With that point in mind, the Source do share some of the blame for calling the incident's 'Hip Hop's Civil War' on their cover, and certainly, their awards ceremony in 1995 was where things started to go seriously wrong. But from what I've read, it might be fair to say they didn't do anything as bad as the Vibe magazine piece you already mentioned.

This article is a pretty good retrospective of the situation by a Vibe journalist, with a heavy focus on that piece:
https://www.complex.com/music/2016/02/vibe-1996-east-coast-vs-west-coast-cover
BUT, to me this piece downplays the significance of a couple of their other pieces- e.g. the April 1995 interview with Tupac, which, slightly obliquely, implies Biggy and Puffy's responsibility for the incident where Tupac had been shot- I think this was one of the times where the journalists crossed the line from just commentating or slightly hyping up a story to being an active agent in the story- I don't think they should have run this article.
https://www.vibe.com/features/editorial/tupac-april-1995-cover-story-ready-to-live-686969/

Jockice

Quote from: dr beat on January 15, 2022, 05:55:50 PMInteresting.  For seasoned CMP listeners that might confirm the hypothesis of the Finnish bloke who befriended Taylor Parkes.

I haven't heard that one. I'm an occasional not seasoned CMP listener. So do tell me more.

Jockice

Quote from: Astronaut Omens on January 15, 2022, 09:57:47 PMBroadly the issue is why a small and largely personal feud between only a few people had to be framed as 'East Coast vs West Coast' at all, when most New York rappers had no affiliation whatsoever to Bad Boy/Biggy/Puffy and the same with LA rappers and Tupac/Suge Knight/Death Row.
With that point in mind, the Source do share some of the blame for calling the incident's 'Hip Hop's Civil War' on their cover, and certainly, their awards ceremony in 1995 was where things started to go seriously wrong. But from what I've read, it might be fair to say they didn't do anything as bad as the Vibe magazine piece you already mentioned.
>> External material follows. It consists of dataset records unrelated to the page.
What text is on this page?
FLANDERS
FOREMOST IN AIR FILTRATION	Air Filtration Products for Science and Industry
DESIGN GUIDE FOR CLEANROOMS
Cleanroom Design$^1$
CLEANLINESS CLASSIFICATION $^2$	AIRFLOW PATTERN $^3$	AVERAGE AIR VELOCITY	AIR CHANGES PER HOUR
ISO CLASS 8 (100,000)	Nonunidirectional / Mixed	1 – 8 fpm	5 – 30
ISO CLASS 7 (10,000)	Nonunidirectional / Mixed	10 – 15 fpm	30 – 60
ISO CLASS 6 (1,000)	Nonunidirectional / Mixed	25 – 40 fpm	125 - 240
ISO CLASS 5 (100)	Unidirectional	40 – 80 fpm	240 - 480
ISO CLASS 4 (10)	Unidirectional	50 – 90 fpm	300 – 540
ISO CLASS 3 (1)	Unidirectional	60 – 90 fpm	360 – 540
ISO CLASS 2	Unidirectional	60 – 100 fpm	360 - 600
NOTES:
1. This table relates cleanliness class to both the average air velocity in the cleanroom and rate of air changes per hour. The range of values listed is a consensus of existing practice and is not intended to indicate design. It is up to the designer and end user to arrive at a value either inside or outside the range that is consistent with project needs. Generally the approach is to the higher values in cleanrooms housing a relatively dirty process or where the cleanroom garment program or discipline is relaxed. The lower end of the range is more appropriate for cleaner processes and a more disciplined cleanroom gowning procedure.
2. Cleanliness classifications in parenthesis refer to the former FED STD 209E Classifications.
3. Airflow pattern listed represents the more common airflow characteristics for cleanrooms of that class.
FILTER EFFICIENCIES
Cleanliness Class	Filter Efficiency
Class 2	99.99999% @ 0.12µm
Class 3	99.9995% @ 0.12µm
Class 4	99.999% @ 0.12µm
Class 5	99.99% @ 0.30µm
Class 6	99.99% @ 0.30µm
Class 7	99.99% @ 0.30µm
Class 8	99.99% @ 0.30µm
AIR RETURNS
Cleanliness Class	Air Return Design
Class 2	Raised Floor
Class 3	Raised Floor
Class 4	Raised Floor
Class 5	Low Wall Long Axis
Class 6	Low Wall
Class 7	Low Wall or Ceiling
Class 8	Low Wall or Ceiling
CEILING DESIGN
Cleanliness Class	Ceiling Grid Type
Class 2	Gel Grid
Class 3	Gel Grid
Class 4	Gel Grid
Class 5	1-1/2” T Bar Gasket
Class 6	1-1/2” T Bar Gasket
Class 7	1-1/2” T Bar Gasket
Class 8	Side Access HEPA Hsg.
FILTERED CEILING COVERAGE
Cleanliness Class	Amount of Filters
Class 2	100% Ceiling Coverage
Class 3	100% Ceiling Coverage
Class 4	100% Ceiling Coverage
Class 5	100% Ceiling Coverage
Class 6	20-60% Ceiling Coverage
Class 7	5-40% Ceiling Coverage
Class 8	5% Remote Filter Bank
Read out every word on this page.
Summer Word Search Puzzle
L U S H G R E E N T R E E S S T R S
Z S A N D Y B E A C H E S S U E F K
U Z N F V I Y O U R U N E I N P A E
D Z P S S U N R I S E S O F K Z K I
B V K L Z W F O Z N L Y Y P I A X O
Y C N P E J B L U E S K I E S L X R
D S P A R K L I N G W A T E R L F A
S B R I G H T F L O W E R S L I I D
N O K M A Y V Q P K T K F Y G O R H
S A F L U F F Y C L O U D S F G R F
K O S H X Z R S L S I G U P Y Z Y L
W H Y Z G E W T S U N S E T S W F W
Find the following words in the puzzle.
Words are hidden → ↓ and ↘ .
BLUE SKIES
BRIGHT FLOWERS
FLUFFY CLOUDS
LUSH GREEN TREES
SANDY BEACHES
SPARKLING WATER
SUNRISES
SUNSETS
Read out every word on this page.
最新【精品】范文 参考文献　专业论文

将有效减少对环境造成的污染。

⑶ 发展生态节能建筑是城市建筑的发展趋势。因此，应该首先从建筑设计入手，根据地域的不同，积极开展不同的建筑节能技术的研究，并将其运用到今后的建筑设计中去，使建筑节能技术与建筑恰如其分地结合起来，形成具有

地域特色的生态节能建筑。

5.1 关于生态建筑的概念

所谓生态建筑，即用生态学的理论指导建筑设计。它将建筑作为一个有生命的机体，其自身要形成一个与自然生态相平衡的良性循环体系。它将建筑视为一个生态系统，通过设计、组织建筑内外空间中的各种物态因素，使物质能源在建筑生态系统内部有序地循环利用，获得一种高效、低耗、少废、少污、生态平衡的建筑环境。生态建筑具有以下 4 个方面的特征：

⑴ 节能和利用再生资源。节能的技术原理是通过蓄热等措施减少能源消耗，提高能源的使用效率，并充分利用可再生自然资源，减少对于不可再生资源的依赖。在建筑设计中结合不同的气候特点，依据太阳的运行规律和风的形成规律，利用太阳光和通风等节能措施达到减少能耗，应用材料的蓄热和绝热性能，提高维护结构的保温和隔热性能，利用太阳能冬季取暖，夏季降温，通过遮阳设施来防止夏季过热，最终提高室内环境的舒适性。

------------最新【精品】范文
This article is a pretty good retrospective of the situation by a Vibe journalist, with a heavy focus on that piece:
https://www.complex.com/music/2016/02/vibe-1996-east-coast-vs-west-coast-cover
BUT, to me this piece downplays the significance of a couple of their other pieces- e.g. the April 1995 interview with Tupac, which, slightly obliquely, implies Biggy and Puffy's responsibility for the incident where Tupac had been shot- I think this was one of the times where the journalists crossed the line from just commentating or slightly hyping up a story to being an active agent in the story- I don't think they should have run this article.
https://www.vibe.com/features/editorial/tupac-april-1995-cover-story-ready-to-live-686969/


Interesting stuff. Thanks for posting.

Dr Rock

Remember when Paul Lester reckoned all the best music was the stuff by young women he liked to wank over?